Moving Averages — MA(10), MA(20), MA(30), MA(200)
Smooth lines overlaid on the price chart, each representing the average closing price over the last N periods. The daily chart displays MA(10), MA(20), and MA(30); the weekly chart adds the longer-term MA(200). Shorter-period MAs react faster to price changes, while longer ones show the broader trend. A golden cross (shorter MA crossing above a longer MA) is a classic bullish signal; a death cross (shorter crossing below) is bearish. When price trades above all visible MAs, the market structure is generally bullish; below all of them, bearish. The distance between MAs indicates trend strength — widening means momentum is building, narrowing suggests consolidation.
Volume
Vertical bars at the bottom of the main chart panel showing the number of units (or dollar-equivalent value) traded during each period. Volume confirms price moves: a breakout on rising volume has higher conviction than one on declining volume. A price rally on shrinking volume may signal weakening momentum and a potential reversal. Unusually high volume bars often accompany capitulation events (sharp selloffs) or breakouts (sharp upward moves). Comparing current volume to the recent average helps gauge whether the market is unusually active or quiet.
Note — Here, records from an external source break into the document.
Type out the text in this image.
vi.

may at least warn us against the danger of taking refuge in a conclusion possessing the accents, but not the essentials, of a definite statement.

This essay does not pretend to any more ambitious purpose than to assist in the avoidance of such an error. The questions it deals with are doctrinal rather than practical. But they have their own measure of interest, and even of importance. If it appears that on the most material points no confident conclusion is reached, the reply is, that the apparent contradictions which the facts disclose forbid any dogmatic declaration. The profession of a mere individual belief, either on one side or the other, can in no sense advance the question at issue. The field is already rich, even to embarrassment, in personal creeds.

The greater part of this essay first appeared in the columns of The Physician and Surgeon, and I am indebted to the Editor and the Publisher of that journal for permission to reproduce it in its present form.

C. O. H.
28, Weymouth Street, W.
PPO — Percentage Price Oscillator
Two separate PPO panels are displayed beneath the chart: a Long-term PPO(21,34,0) and a Short-term PPO(5,13,0). The PPO calculates the percentage difference between two Exponential Moving Averages (EMAs). When the PPO line is above zero, the faster EMA is above the slower one, indicating bullish momentum; below zero means bearish momentum. Key signals include: zero-line crossovers (trend direction changes), histogram expansion/contraction (momentum acceleration/deceleration), and divergences between price and PPO (price makes new highs but PPO doesn’t, or vice versa). The long-term PPO captures broader swings while the short-term PPO provides earlier, more sensitive signals.
StochRSI (14)
The Stochastic RSI applies the Stochastic oscillator formula to RSI values rather than raw price, making it an “indicator of an indicator.” It oscillates between 0 and 1 (sometimes displayed as 0–100). Readings above 0.80 indicate overbought conditions — the asset has been moving up aggressively and may be due for a pullback. Readings below 0.20 indicate oversold conditions — aggressive selling may be exhausted. Because it’s more sensitive than plain RSI, StochRSI generates earlier reversal signals, though it can also produce more false signals in strongly trending markets. Crossovers of the StochRSI above/below its signal line in extreme zones are higher-probability trading signals.
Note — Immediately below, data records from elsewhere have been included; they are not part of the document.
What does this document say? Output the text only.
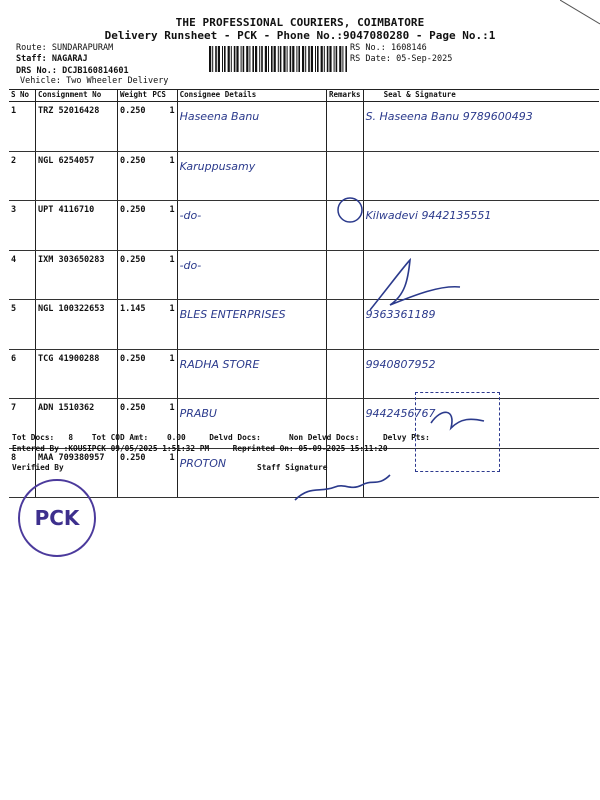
THE PROFESSIONAL COURIERS, COIMBATORE
Delivery Runsheet - PCK - Phone No.:9047080280 - Page No.:1
Route: SUNDARAPURAM
Staff: NAGARAJ
DRS No.: DCJB160814601
Vehicle: Two Wheeler Delivery
RS No.: 1608146
RS Date: 05-Sep-2025
S No	Consignment No	Weight	PCS	Consignee Details	Remarks	Seal & Signature
1	TRZ 52016428	0.250	1	Haseena Banu		S. Haseena Banu 9789600493
2	NGL 6254057	0.250	1	Karuppusamy		
3	UPT 4116710	0.250	1	-do-		Kilwadevi 9442135551
4	IXM 303650283	0.250	1	-do-		
5	NGL 100322653	1.145	1	BLES ENTERPRISES		9363361189
6	TCG 41900288	0.250	1	RADHA STORE		9940807952
7	ADN 1510362	0.250	1	PRABU		9442456767
8	MAA 709380957	0.250	1	PROTON		
Tot Docs: 8 Tot COD Amt: 0.00	Delvd Docs:	Non Delvd Docs:	Delvy Pts:
Entered By :KOUSIPCK 09/05/2025 1:51:32 PM	Reprinted On: 05-09-2025 15:11:20
Verified By	Staff Signature
PCK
Full Stochastic %K(14,3) %D(3)
Weekly chart only. The Full Stochastic compares the current closing price to the high–low range over the past 14 periods, then smooths the result with a 3-period moving average (%K). %D is a 3-period moving average of %K. It ranges from 0 to 100. Readings above 80 are considered overbought; below 20 are oversold. The key signal is a %K/%D crossover in extreme territory: %K crossing above %D below 20 is a bullish buy signal, and %K crossing below %D above 80 is a bearish sell signal. This is a slower, smoother oscillator than StochRSI, better suited for the weekly timeframe to filter out noise.
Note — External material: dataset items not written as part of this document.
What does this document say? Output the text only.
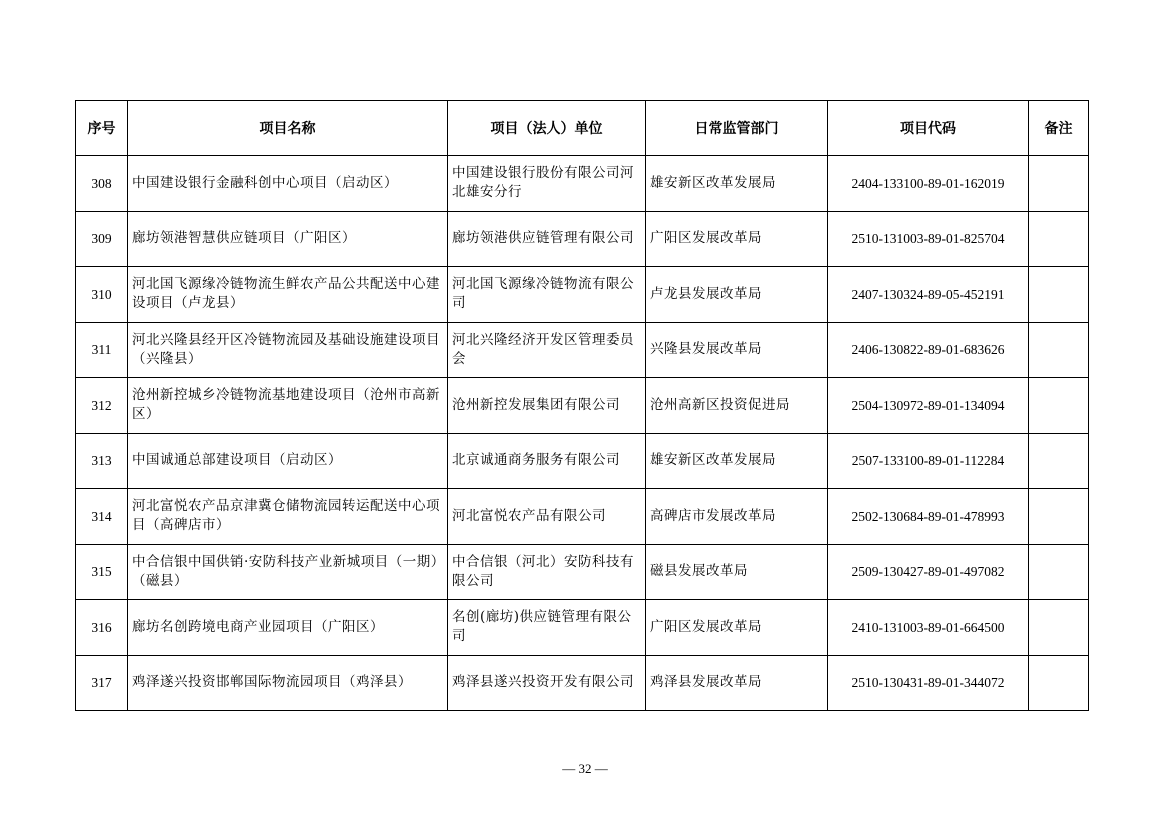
序号	项目名称	项目（法人）单位	日常监管部门	项目代码	备注
308	中国建设银行金融科创中心项目（启动区）	中国建设银行股份有限公司河北雄安分行	雄安新区改革发展局	2404-133100-89-01-162019	
309	廊坊领港智慧供应链项目（广阳区）	廊坊领港供应链管理有限公司	广阳区发展改革局	2510-131003-89-01-825704	
310	河北国飞源缘冷链物流生鲜农产品公共配送中心建设项目（卢龙县）	河北国飞源缘冷链物流有限公司	卢龙县发展改革局	2407-130324-89-05-452191	
311	河北兴隆县经开区冷链物流园及基础设施建设项目（兴隆县）	河北兴隆经济开发区管理委员会	兴隆县发展改革局	2406-130822-89-01-683626	
312	沧州新控城乡冷链物流基地建设项目（沧州市高新区）	沧州新控发展集团有限公司	沧州高新区投资促进局	2504-130972-89-01-134094	
313	中国诚通总部建设项目（启动区）	北京诚通商务服务有限公司	雄安新区改革发展局	2507-133100-89-01-112284	
314	河北富悦农产品京津冀仓储物流园转运配送中心项目（高碑店市）	河北富悦农产品有限公司	高碑店市发展改革局	2502-130684-89-01-478993	
315	中合信银中国供销·安防科技产业新城项目（一期）（磁县）	中合信银（河北）安防科技有限公司	磁县发展改革局	2509-130427-89-01-497082	
316	廊坊名创跨境电商产业园项目（广阳区）	名创(廊坊)供应链管理有限公司	广阳区发展改革局	2410-131003-89-01-664500	
317	鸡泽遂兴投资邯郸国际物流园项目（鸡泽县）	鸡泽县遂兴投资开发有限公司	鸡泽县发展改革局	2510-130431-89-01-344072	
— 32 —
CCI(20) — Commodity Channel Index
Weekly chart only. CCI measures how far the current price deviates from its statistical average over 20 periods, expressed in terms of mean deviation. It has no fixed upper or lower limit. Readings above +100 indicate the price is well above the average and may be overbought or in a strong uptrend; readings below −100 indicate the price is well below average and may be oversold or in a strong downtrend. CCI returning from >+100 back below +100 can signal trend exhaustion. Zero-line crossovers provide additional trend change signals. CCI is particularly useful for identifying cyclical turning points in Bitcoin’s macro chart.